Tag Archives: Greenpeace

Hope or crunch in 2013?

Apologies for a rather long hiatus in the blog. I’ve had to devote a lot of time to other writing projects, and while I’ve been keeping up with sustainability news, I haven’t had the opportunity to reflect on it so much.

For KLICE, I wrote their monthly comment, entitled Is there still hope for the climate? Many of the themes will be familiar to readers here: continued and increasingly bad indicators for climate, disinterest from our leaders, many campaigners beginning to despair and think only of the time beyond collapse.

But we’re also potentially at a point when the general public begin to wake up to what we’re doing. I covered that in more detail in a post called“Are we near the tipping point for climate change awareness?” Since then the trends have only increased. Hurricane Sandy seems to have a big impact in the US with 70% blaming climate change for it being such a large storm, and the continued wet weather in the UK may have a similar if less dramatic effect here. It would be interesting to know what effects the record high temperatures in Australia are having on the debate there.
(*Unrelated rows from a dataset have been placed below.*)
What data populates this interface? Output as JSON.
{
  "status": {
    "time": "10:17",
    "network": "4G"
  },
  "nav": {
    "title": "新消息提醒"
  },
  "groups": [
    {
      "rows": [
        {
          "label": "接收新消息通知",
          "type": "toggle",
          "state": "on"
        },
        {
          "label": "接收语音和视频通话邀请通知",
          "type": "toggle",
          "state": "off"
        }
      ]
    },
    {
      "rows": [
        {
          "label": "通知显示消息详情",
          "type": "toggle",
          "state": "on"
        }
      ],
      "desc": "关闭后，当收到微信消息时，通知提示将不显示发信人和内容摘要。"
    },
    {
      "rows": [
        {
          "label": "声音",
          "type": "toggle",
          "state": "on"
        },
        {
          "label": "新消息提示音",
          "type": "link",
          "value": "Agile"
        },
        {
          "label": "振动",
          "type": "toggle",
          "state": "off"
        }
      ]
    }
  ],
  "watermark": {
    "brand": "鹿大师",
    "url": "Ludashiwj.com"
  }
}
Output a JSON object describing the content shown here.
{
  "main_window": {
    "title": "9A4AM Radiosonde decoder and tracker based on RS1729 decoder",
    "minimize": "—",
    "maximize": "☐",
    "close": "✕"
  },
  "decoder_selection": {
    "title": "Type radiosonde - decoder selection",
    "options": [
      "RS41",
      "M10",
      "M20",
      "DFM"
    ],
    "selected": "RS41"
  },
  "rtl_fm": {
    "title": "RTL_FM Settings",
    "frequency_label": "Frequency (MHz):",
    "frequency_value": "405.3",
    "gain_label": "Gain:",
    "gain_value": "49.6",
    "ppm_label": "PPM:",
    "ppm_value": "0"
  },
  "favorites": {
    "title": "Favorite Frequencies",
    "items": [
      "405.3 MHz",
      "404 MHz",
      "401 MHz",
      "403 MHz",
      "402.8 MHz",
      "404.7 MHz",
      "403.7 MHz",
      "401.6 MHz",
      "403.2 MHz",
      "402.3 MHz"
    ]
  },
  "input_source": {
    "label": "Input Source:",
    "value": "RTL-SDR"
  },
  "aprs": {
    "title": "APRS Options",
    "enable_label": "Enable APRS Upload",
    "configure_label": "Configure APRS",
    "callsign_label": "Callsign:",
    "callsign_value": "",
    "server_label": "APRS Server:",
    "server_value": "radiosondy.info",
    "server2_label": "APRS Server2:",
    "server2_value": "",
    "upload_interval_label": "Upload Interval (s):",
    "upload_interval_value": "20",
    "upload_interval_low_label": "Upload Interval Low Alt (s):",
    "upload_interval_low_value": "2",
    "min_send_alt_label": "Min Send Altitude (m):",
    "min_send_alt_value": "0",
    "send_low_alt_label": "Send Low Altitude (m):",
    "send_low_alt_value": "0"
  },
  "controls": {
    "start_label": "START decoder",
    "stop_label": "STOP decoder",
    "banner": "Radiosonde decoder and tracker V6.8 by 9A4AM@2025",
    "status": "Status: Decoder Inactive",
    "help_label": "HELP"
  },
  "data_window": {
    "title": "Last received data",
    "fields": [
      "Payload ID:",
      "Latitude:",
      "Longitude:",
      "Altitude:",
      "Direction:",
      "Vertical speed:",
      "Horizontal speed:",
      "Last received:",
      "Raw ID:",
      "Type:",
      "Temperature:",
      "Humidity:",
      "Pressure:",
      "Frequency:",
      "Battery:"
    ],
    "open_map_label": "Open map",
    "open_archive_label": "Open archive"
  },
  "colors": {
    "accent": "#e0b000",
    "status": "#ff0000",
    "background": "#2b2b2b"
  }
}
On the other hand, we’re also nearing another potential tipping point. The international target has consistently been to avoid exceeding a 2C rise in global temperatures, but given there is a distinct lag between action and consequences, at some point this will be inevitable. Fatih Birol of the IEA predicted in 2011 we could have “lock-in” by 2017. The World Bank’s most recent report (106 page PDF: see media summary here) forecasts a rise of 3.5-4C by 2100 even if all existing pledges are fulfilled, and if not we can expect it by about the 2060s. Much more radical action is needed than most governments are even talking about, let alone implementing.

A Greenpeace report just out makes the same points in a much blunter way. They list 14 fossil fuel projects in planning or development round the world which between them would increase emissions by 20% by 2020 – completely the opposite of what we need. They describe them as “carbon bombs” and the imagery seems apposite. James Murray of Business Green gives an excellent summary of the report. He writes that he ‘tweeted that I was “trying not to think about this new Greenpeace report too hard, because the implications are absolutely terrifying”.’

So are we headed for hope or disaster? It’s not at all clear. It seems to me that while we’re in a situation where urgent decisions on the future of the planet need to be made, we’re also in a situation where, perhaps for the first time in a generation, you feel they just could start to be made, if public opinion switches and pressure is put on governments. 2013 could be an interesting year.